Translation: I don’t care who he’s playing against (even though Maynor had some huge moments throughout the year that saw him take and make huge shots against starters and playoff contenders; I’m thinking specifically his dagger three that he hit against the Mavs to clinch the Thunder a playoff spot), a rookie point guard he posts better than a 4.5-to-1 assist-to-turnover ratio in his last month in only 18 minutes a night is executing about as well as a point guard can.
And that’s what is so promising about Eric Maynor as a floor general; he just gets it done and puts his teammates in a position to do the same.
Next Step: Honestly, if Maynor can keep up his amazing execution abilities and capacity to control the flow and pace of the offense while still limiting his turnovers, then his ability to improve his 3 PT shooting and overall scoring impact would be icing on the cake because when Maynor comes into the ball game, either by rotation or necessity, he usually holds his own.
Obviously if he could raise his 3PT% into the upper 30′s or lower 40′s, I’d be ecstatic as the second unit would have two 3 PT shooters (if Harden stays on the bench) who could spread the floor and it would also force opposing defenses to respect Maynor’s shot and play him close, allowing him to blow by them and penetrate more which he excels at as his excellent court vision usually finds an open teammate or he unveils that sweet floater.

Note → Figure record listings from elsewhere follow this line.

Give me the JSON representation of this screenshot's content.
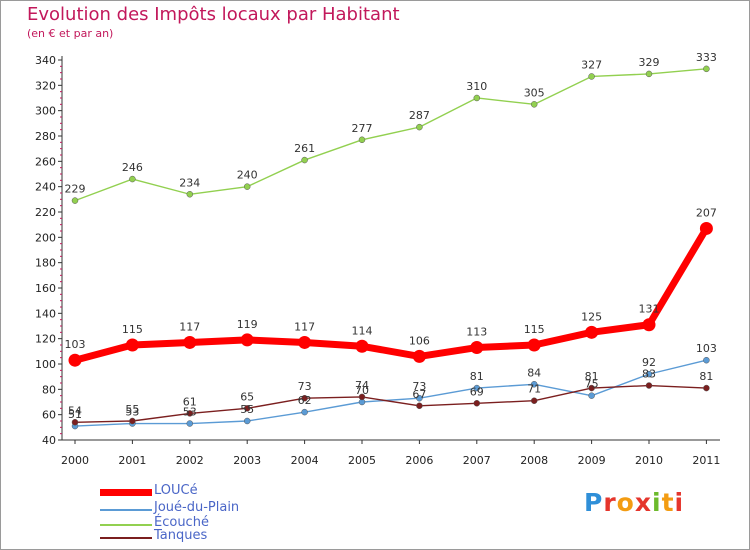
{
  "title": "Evolution des Impôts locaux par Habitant",
  "subtitle": "(en € et par an)",
  "logo_text": "Proxiti",
  "colors": {
    "loucé": "#ff0000",
    "joue": "#5b9bd5",
    "ecouche": "#92d050",
    "tanques": "#7b1f1f",
    "title": "#c2185b"
  },
  "chart_data": {
    "type": "line",
    "title": "Evolution des Impôts locaux par Habitant",
    "subtitle": "(en € et par an)",
    "xlabel": "",
    "ylabel": "",
    "ylim": [
      40,
      340
    ],
    "y_ticks": [
      40,
      60,
      80,
      100,
      120,
      140,
      160,
      180,
      200,
      220,
      240,
      260,
      280,
      300,
      320,
      340
    ],
    "grid": false,
    "legend": "bottom-left",
    "categories": [
      "2000",
      "2001",
      "2002",
      "2003",
      "2004",
      "2005",
      "2006",
      "2007",
      "2008",
      "2009",
      "2010",
      "2011"
    ],
    "series": [
      {
        "name": "Écouché",
        "key": "ecouche",
        "values": [
          229,
          246,
          234,
          240,
          261,
          277,
          287,
          310,
          305,
          327,
          329,
          333
        ]
      },
      {
        "name": "Joué-du-Plain",
        "key": "joue",
        "values": [
          51,
          53,
          53,
          55,
          62,
          70,
          73,
          81,
          84,
          75,
          92,
          103
        ]
      },
      {
        "name": "Tanques",
        "key": "tanques",
        "values": [
          54,
          55,
          61,
          65,
          73,
          74,
          67,
          69,
          71,
          81,
          83,
          81
        ]
      },
      {
        "name": "LOUCé",
        "key": "loucé",
        "values": [
          103,
          115,
          117,
          119,
          117,
          114,
          106,
          113,
          115,
          125,
          131,
          207
        ]
      }
    ]
  }
}
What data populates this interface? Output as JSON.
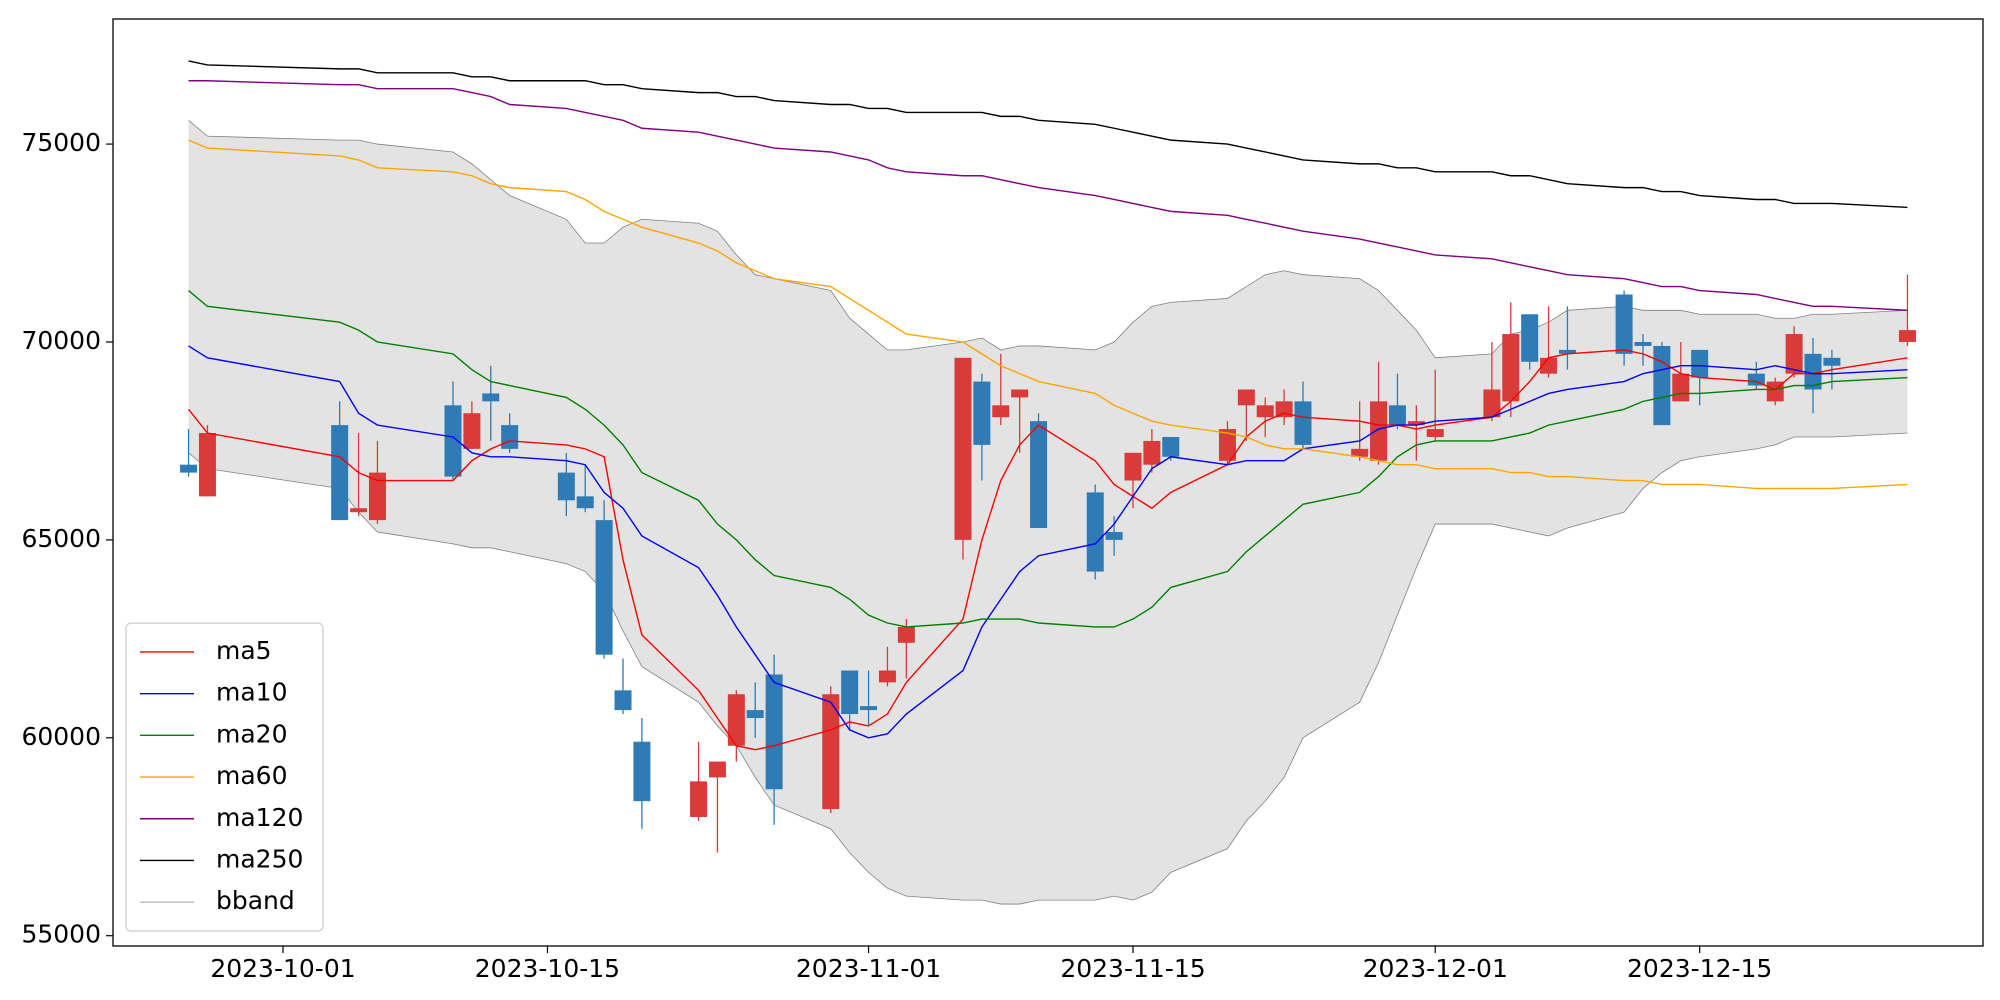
{
  "chart_data": {
    "type": "candlestick",
    "x": [
      "2023-09-26",
      "2023-09-27",
      "2023-10-04",
      "2023-10-05",
      "2023-10-06",
      "2023-10-10",
      "2023-10-11",
      "2023-10-12",
      "2023-10-13",
      "2023-10-16",
      "2023-10-17",
      "2023-10-18",
      "2023-10-19",
      "2023-10-20",
      "2023-10-23",
      "2023-10-24",
      "2023-10-25",
      "2023-10-26",
      "2023-10-27",
      "2023-10-30",
      "2023-10-31",
      "2023-11-01",
      "2023-11-02",
      "2023-11-03",
      "2023-11-06",
      "2023-11-07",
      "2023-11-08",
      "2023-11-09",
      "2023-11-10",
      "2023-11-13",
      "2023-11-14",
      "2023-11-15",
      "2023-11-16",
      "2023-11-17",
      "2023-11-20",
      "2023-11-21",
      "2023-11-22",
      "2023-11-23",
      "2023-11-24",
      "2023-11-27",
      "2023-11-28",
      "2023-11-29",
      "2023-11-30",
      "2023-12-01",
      "2023-12-04",
      "2023-12-05",
      "2023-12-06",
      "2023-12-07",
      "2023-12-08",
      "2023-12-11",
      "2023-12-12",
      "2023-12-13",
      "2023-12-14",
      "2023-12-15",
      "2023-12-18",
      "2023-12-19",
      "2023-12-20",
      "2023-12-21",
      "2023-12-22",
      "2023-12-26"
    ],
    "open": [
      66900,
      66100,
      67900,
      65700,
      65500,
      68400,
      67300,
      68700,
      67900,
      66700,
      66100,
      65500,
      61200,
      59900,
      58000,
      59000,
      59800,
      60700,
      61600,
      58200,
      61700,
      60800,
      61400,
      62400,
      65000,
      69000,
      68100,
      68600,
      68000,
      66200,
      65200,
      66500,
      66900,
      67600,
      67000,
      68400,
      68100,
      68100,
      68500,
      67100,
      67000,
      68400,
      67900,
      67600,
      68100,
      68500,
      70700,
      69200,
      69800,
      71200,
      70000,
      69900,
      68500,
      69800,
      69200,
      68500,
      69200,
      69700,
      69600,
      70000
    ],
    "high": [
      67800,
      67900,
      68500,
      67700,
      67500,
      69000,
      68500,
      69400,
      68200,
      67200,
      66900,
      66000,
      62000,
      60500,
      59900,
      59400,
      61200,
      61400,
      62100,
      61300,
      61700,
      61700,
      62300,
      63000,
      69600,
      69200,
      69700,
      68800,
      68200,
      66400,
      65600,
      67200,
      67800,
      67600,
      68000,
      68800,
      68600,
      68800,
      69000,
      68500,
      69500,
      69200,
      68400,
      69300,
      70000,
      71000,
      70700,
      70900,
      70900,
      71300,
      70200,
      70000,
      70000,
      69800,
      69500,
      69100,
      70400,
      70100,
      69800,
      71700
    ],
    "low": [
      66600,
      66100,
      65500,
      65600,
      65400,
      66500,
      67300,
      67500,
      67200,
      65600,
      65700,
      62000,
      60600,
      57700,
      57900,
      57100,
      59400,
      60000,
      57800,
      58100,
      60200,
      60300,
      61300,
      61500,
      64500,
      66500,
      67900,
      67200,
      65300,
      64000,
      64600,
      65800,
      66700,
      67000,
      66900,
      67500,
      67600,
      67900,
      67300,
      67000,
      66900,
      67800,
      67000,
      67500,
      68000,
      68100,
      69300,
      69100,
      69300,
      69400,
      69400,
      67900,
      68500,
      68400,
      68800,
      68400,
      69100,
      68200,
      68800,
      69900
    ],
    "close": [
      66700,
      67700,
      65500,
      65800,
      66700,
      66600,
      68200,
      68500,
      67300,
      66000,
      65800,
      62100,
      60700,
      58400,
      58900,
      59400,
      61100,
      60500,
      58700,
      61100,
      60600,
      60700,
      61700,
      62800,
      69600,
      67400,
      68400,
      68800,
      65300,
      64200,
      65000,
      67200,
      67500,
      67100,
      67800,
      68800,
      68400,
      68500,
      67400,
      67300,
      68500,
      67900,
      68000,
      67800,
      68800,
      70200,
      69500,
      69600,
      69700,
      69700,
      69900,
      67900,
      69200,
      69100,
      68900,
      69000,
      70200,
      68800,
      69400,
      70300
    ],
    "up_color": "#d93a3a",
    "down_color": "#2e7bb5",
    "series": [
      {
        "name": "ma5",
        "color": "red",
        "values": [
          68300,
          67700,
          67100,
          66700,
          66500,
          66500,
          67000,
          67300,
          67500,
          67400,
          67300,
          67100,
          64500,
          62600,
          61200,
          60500,
          59800,
          59700,
          59800,
          60200,
          60400,
          60300,
          60600,
          61400,
          63000,
          65000,
          66500,
          67400,
          67900,
          67000,
          66400,
          66100,
          65800,
          66200,
          66900,
          67600,
          68000,
          68200,
          68100,
          68000,
          67900,
          67900,
          67800,
          67900,
          68100,
          68500,
          69000,
          69600,
          69700,
          69800,
          69700,
          69500,
          69200,
          69100,
          69000,
          68800,
          69200,
          69200,
          69300,
          69600
        ]
      },
      {
        "name": "ma10",
        "color": "blue",
        "values": [
          69900,
          69600,
          69000,
          68200,
          67900,
          67600,
          67200,
          67100,
          67100,
          67000,
          66900,
          66200,
          65800,
          65100,
          64300,
          63600,
          62800,
          62100,
          61400,
          60900,
          60200,
          60000,
          60100,
          60600,
          61700,
          62800,
          63500,
          64200,
          64600,
          64900,
          65400,
          66100,
          66800,
          67100,
          66900,
          67000,
          67000,
          67000,
          67300,
          67500,
          67800,
          67900,
          67900,
          68000,
          68100,
          68300,
          68500,
          68700,
          68800,
          69000,
          69200,
          69300,
          69400,
          69400,
          69300,
          69400,
          69300,
          69200,
          69200,
          69300
        ]
      },
      {
        "name": "ma20",
        "color": "green",
        "values": [
          71300,
          70900,
          70500,
          70300,
          70000,
          69700,
          69300,
          69000,
          68900,
          68600,
          68300,
          67900,
          67400,
          66700,
          66000,
          65400,
          65000,
          64500,
          64100,
          63800,
          63500,
          63100,
          62900,
          62800,
          62900,
          63000,
          63000,
          63000,
          62900,
          62800,
          62800,
          63000,
          63300,
          63800,
          64200,
          64700,
          65100,
          65500,
          65900,
          66200,
          66600,
          67100,
          67400,
          67500,
          67500,
          67600,
          67700,
          67900,
          68000,
          68300,
          68500,
          68600,
          68700,
          68700,
          68800,
          68800,
          68900,
          68900,
          69000,
          69100
        ]
      },
      {
        "name": "ma60",
        "color": "orange",
        "values": [
          75100,
          74900,
          74700,
          74600,
          74400,
          74300,
          74200,
          74000,
          73900,
          73800,
          73600,
          73300,
          73100,
          72900,
          72500,
          72300,
          72000,
          71800,
          71600,
          71400,
          71100,
          70800,
          70500,
          70200,
          70000,
          69700,
          69400,
          69200,
          69000,
          68700,
          68400,
          68200,
          68000,
          67900,
          67700,
          67600,
          67400,
          67300,
          67300,
          67100,
          67000,
          66900,
          66900,
          66800,
          66800,
          66700,
          66700,
          66600,
          66600,
          66500,
          66500,
          66400,
          66400,
          66400,
          66300,
          66300,
          66300,
          66300,
          66300,
          66400
        ]
      },
      {
        "name": "ma120",
        "color": "purple",
        "values": [
          76600,
          76600,
          76500,
          76500,
          76400,
          76400,
          76300,
          76200,
          76000,
          75900,
          75800,
          75700,
          75600,
          75400,
          75300,
          75200,
          75100,
          75000,
          74900,
          74800,
          74700,
          74600,
          74400,
          74300,
          74200,
          74200,
          74100,
          74000,
          73900,
          73700,
          73600,
          73500,
          73400,
          73300,
          73200,
          73100,
          73000,
          72900,
          72800,
          72600,
          72500,
          72400,
          72300,
          72200,
          72100,
          72000,
          71900,
          71800,
          71700,
          71600,
          71500,
          71400,
          71400,
          71300,
          71200,
          71100,
          71000,
          70900,
          70900,
          70800
        ]
      },
      {
        "name": "ma250",
        "color": "black",
        "values": [
          77100,
          77000,
          76900,
          76900,
          76800,
          76800,
          76700,
          76700,
          76600,
          76600,
          76600,
          76500,
          76500,
          76400,
          76300,
          76300,
          76200,
          76200,
          76100,
          76000,
          76000,
          75900,
          75900,
          75800,
          75800,
          75800,
          75700,
          75700,
          75600,
          75500,
          75400,
          75300,
          75200,
          75100,
          75000,
          74900,
          74800,
          74700,
          74600,
          74500,
          74500,
          74400,
          74400,
          74300,
          74300,
          74200,
          74200,
          74100,
          74000,
          73900,
          73900,
          73800,
          73800,
          73700,
          73600,
          73600,
          73500,
          73500,
          73500,
          73400
        ]
      },
      {
        "name": "bband",
        "color": "gray",
        "fill": "#e3e3e3",
        "upper": [
          75600,
          75200,
          75100,
          75100,
          75000,
          74800,
          74500,
          74100,
          73700,
          73100,
          72500,
          72500,
          72900,
          73100,
          73000,
          72800,
          72200,
          71700,
          71600,
          71300,
          70600,
          70200,
          69800,
          69800,
          70000,
          70100,
          69800,
          69900,
          69900,
          69800,
          70000,
          70500,
          70900,
          71000,
          71100,
          71400,
          71700,
          71800,
          71700,
          71600,
          71300,
          70800,
          70300,
          69600,
          69700,
          70200,
          70300,
          70500,
          70800,
          70900,
          70800,
          70800,
          70800,
          70700,
          70700,
          70600,
          70600,
          70700,
          70700,
          70800
        ],
        "lower": [
          67200,
          66800,
          66300,
          65700,
          65200,
          64900,
          64800,
          64800,
          64700,
          64400,
          64200,
          63700,
          62700,
          61800,
          60900,
          60300,
          59800,
          59000,
          58300,
          57700,
          57100,
          56600,
          56200,
          56000,
          55900,
          55900,
          55800,
          55800,
          55900,
          55900,
          56000,
          55900,
          56100,
          56600,
          57200,
          57900,
          58400,
          59000,
          60000,
          60900,
          61900,
          63100,
          64300,
          65400,
          65400,
          65300,
          65200,
          65100,
          65300,
          65700,
          66300,
          66700,
          67000,
          67100,
          67300,
          67400,
          67600,
          67600,
          67600,
          67700
        ]
      }
    ],
    "xlim": [
      "2023-09-22",
      "2023-12-30"
    ],
    "xticks": [
      "2023-10-01",
      "2023-10-15",
      "2023-11-01",
      "2023-11-15",
      "2023-12-01",
      "2023-12-15"
    ],
    "ylim": [
      54740,
      78160
    ],
    "yticks": [
      55000,
      60000,
      65000,
      70000,
      75000
    ],
    "legend": "lower left"
  }
}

Mostly though, I’d like Maynor to improve his defensive abilities. By no means was he terrible as a defender, but his basketball IQ and quick hands should give opposing point guards (especially other reserves) fits and would give him the opportunity to run in transition and play with an open floor ahead of him, which he excels at.
Projection for the Opening Tip: Obviously Maynor will continue his role as the team’s backup point guard and continue playing between 17-20 minutes a game but I absolutely expect his numbers to improve after having an actual training camp with his team and simply improving in year two.
I’m thinking something along the lines of 6.5 points, 4.8 assists to 1.2 turnovers, 2 rebounds, .75 steals with 44.0 FG%, 38.9 3PT% and 79.0 FT%.
In summary, I think Maynor continues carving up opposing second units and will make an even bigger impact next year as not just a stabilizing force for this entire team, but a significant force on both sides of the ball as well.
And that’s why I dub him the Surgeon General of Execution.
Everyone deserves a cool nickname if they can pull off a 3-1 assist-to-turnover ratio in a single season.